CALGARY -- A Calgary man who works with some of the city's less fortunate is hoping other frontline workers will wear a lapel pin he designed to show their support for each other.

"I really wanted to be inclusive with this," said Colin Richardson, who works at the Calgary Drop-In Centre, leading a team of 24 on the night shift. "So a frontline worker, to me, is really putting their own priorities on hold to serve others during this time."

Richardson came up with a non-profit initiative called Beat the Burn with the goal of raising awareness about mental burnout among frontline workers and ending misconceptions and creating a safe space for conversation and growth.

Richardson first got the idea for Beat the Burn in September and launched it last month.

"I started to notice the toll that this pandemic was taking on both myself and my peers," said Richardson. "So I started to do some more research and started to think about how I could address this and make things better and build moral within my team."

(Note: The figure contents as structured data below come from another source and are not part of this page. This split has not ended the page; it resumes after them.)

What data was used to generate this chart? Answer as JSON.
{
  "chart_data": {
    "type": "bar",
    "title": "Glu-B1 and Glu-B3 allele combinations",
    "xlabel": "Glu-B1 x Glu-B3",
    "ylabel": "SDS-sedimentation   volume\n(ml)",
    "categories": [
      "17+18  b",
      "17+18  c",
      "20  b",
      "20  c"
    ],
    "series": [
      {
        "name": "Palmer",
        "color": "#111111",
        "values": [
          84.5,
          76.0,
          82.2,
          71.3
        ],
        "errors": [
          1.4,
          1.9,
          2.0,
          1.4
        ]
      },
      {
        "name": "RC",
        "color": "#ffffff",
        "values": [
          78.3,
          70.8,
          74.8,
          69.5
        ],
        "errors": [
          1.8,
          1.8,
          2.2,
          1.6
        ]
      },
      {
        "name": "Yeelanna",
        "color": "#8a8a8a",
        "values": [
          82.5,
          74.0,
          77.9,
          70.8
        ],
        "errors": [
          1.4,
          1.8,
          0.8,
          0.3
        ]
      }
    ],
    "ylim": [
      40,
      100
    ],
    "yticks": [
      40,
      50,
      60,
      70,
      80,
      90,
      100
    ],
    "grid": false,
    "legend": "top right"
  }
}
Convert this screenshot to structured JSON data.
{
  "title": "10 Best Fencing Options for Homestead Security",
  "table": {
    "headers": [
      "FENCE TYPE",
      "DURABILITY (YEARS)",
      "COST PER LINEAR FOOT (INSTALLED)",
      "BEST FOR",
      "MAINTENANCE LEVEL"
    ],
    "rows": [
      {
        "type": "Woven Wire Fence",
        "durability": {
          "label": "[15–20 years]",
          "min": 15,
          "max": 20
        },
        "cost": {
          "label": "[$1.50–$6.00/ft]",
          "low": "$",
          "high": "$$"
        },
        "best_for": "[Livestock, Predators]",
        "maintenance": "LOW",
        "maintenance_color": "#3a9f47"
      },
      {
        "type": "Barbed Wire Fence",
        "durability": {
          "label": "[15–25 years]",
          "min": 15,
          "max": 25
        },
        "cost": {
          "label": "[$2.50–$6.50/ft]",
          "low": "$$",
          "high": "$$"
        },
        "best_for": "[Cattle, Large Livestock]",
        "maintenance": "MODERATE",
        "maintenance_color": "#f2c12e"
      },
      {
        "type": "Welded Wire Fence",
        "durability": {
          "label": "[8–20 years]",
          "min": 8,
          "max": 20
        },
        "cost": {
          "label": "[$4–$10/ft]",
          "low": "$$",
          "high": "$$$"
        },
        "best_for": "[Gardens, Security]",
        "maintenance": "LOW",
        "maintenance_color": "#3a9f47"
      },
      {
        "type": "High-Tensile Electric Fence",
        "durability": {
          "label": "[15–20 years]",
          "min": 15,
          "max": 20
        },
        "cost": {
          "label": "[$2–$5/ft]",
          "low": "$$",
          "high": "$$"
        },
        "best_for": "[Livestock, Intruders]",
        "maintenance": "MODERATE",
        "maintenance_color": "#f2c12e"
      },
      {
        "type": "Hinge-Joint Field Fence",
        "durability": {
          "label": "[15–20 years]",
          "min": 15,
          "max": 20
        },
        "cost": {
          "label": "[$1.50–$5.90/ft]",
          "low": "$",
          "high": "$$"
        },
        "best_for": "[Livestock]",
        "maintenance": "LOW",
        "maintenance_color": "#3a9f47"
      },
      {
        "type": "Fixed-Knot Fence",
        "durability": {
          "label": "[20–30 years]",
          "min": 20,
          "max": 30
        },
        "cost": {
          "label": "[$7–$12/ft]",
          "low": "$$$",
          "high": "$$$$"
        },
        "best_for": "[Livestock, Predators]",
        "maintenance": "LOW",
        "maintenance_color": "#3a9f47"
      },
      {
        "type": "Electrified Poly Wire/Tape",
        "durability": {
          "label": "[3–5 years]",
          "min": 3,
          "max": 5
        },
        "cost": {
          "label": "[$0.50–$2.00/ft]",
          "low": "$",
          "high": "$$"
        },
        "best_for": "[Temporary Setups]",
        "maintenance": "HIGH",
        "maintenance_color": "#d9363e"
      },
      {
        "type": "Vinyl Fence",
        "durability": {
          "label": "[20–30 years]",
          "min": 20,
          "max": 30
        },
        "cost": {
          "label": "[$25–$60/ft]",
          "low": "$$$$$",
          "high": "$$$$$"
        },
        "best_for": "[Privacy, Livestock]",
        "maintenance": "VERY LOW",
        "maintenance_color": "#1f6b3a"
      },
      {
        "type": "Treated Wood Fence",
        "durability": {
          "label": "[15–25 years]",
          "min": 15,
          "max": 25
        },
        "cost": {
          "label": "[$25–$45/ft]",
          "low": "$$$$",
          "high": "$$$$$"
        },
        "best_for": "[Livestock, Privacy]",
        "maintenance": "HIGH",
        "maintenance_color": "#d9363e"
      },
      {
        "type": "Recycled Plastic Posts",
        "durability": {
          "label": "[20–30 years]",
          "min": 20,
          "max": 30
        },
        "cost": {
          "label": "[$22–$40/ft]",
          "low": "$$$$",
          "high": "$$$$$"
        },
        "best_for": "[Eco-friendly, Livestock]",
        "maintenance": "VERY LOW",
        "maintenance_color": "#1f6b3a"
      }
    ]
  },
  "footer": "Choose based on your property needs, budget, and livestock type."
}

With the help of his wife Alyssa they designed and financed a lapel pin and now more than 1,200 frontline workers are wearing them in four western provinces.

He'd like to see the initiative take off across the country.

"It symbolizes that we support each other during this time," said Richardson. "We support each other's mental health and it creates safe places to have conversations about mental health.

But Richardson's personal funds can only go so far so he's looking for local businesses and individuals that want to support front line workers and can help pay for these pins and sponsor them for teams in cities across Canada.

Richardson fears that if community heroes do not start to prioritize their own mental well-being, it will cause a spike in depression, anxiety and other mental health conditions after COVID has passed.